C'era una volta il bar...

Eccovi una "ristampa". Come quella degli albi di Tex

Il Bar Rama di Pietro e Sergio Soldati. Che dico…..un bar…? Un'istituzione. A quell'epoca (anni 50-60) i caffè (è più consono chiamarli così) erano centri di aggregazione. La vita del quartiere era scandita dal rumore delle loro saracinesche che venivano sollevate su al mattino presto e dal loro abbassarsi a notte tarda. Quando ancora era buio i primi ad entrare nel locale sonnacchioso erano i netturbini, i venditori di frutta e verdura del mercatino di piazza Tripoli, qualche fortunato in ferie che andava a caccia. 

Si cominciava con il giro dei grappini, specie in quelle fredde mattinate grossetane dove, si diceva allora, anche i gatti avevano perso la coda. Poi, man mano che la luce del giorno prendeva il sopravvento su quella artificiale, cominciava il vai e vieni delle commesse dei negozi, dei questurini in divisa, dei vigili del fuoco, e allora sì che si scaffeava, la Faema lucida sbuffava vapore e scremava meravigliosi cappuccini, con il cacao e senza. Un andirivieni di briosce (ma perchè poi in seguito le avranno chiamate cornetti...?), di bomboloni traboccanti di crema, di maritozzi con la ricotta e l'alchermes, di budini di riso... Sergio, Pietro e i camerieri, tutti rigorosamente con indosso giacche bianche e cravatta. 

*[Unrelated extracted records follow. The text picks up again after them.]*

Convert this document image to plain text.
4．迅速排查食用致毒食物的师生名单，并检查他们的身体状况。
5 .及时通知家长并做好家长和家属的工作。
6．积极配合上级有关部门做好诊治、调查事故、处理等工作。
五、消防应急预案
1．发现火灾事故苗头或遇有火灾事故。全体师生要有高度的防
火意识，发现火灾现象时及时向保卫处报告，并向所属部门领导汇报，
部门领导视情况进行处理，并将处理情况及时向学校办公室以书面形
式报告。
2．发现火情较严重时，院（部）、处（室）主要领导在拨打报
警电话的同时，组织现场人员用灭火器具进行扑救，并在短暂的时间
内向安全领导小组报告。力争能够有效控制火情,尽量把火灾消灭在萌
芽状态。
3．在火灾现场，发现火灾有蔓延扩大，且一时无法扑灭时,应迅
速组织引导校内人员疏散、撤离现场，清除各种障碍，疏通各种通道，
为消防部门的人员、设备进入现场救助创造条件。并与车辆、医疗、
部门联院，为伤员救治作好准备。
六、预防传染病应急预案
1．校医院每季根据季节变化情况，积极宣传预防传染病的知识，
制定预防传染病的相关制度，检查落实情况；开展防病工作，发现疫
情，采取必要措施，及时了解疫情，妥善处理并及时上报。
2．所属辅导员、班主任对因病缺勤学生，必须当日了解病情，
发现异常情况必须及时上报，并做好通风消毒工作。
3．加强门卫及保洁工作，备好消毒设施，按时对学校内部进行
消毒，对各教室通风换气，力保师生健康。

Il bancone movimentato da tazze, tazzine, cucchiai, cucchiaini, piattini, scrocciolare di stoviglie, zuccheriere. E poi c’era il gioco del Totocalcio, la vecchia Sisal. Ricordo Pietro o Sergio che umettavano la strisciolina verde della giocata singola o del sistema e l’appiccicavano sulla schedina. Quindi la tagliavano in due parti, madre e figlia. Pagavi le tue cento lire. Lasciavi la madre e ti prendevi la figlia. La custodivi gelosamente sino al pomeriggio della domenica. Allora tutte le partite si giocavano in una sola giornata. Sul tardi passavi da piazza Dante. Una piccola folla sostava davanti ad una lavagnetta di ardesia che veniva esposta davanti al Caffè Italiano con i risultati del campionato. La Grosseto della speranza non disertava mai quell’appuntamento settimanale davanti a quella lavagnetta. A segnare gli uni, gli ics e i due. La schedina appallottolata e gettata via segnalava l’ennesima delusione, e i passi strascicati, lo sguardo rivolto a terra, la vecchia bici cigolante condotta a mano segnavano la rassegnazione.

La speranza, l’illusione rinascevano come per incanto con la schedina della settimana successiva.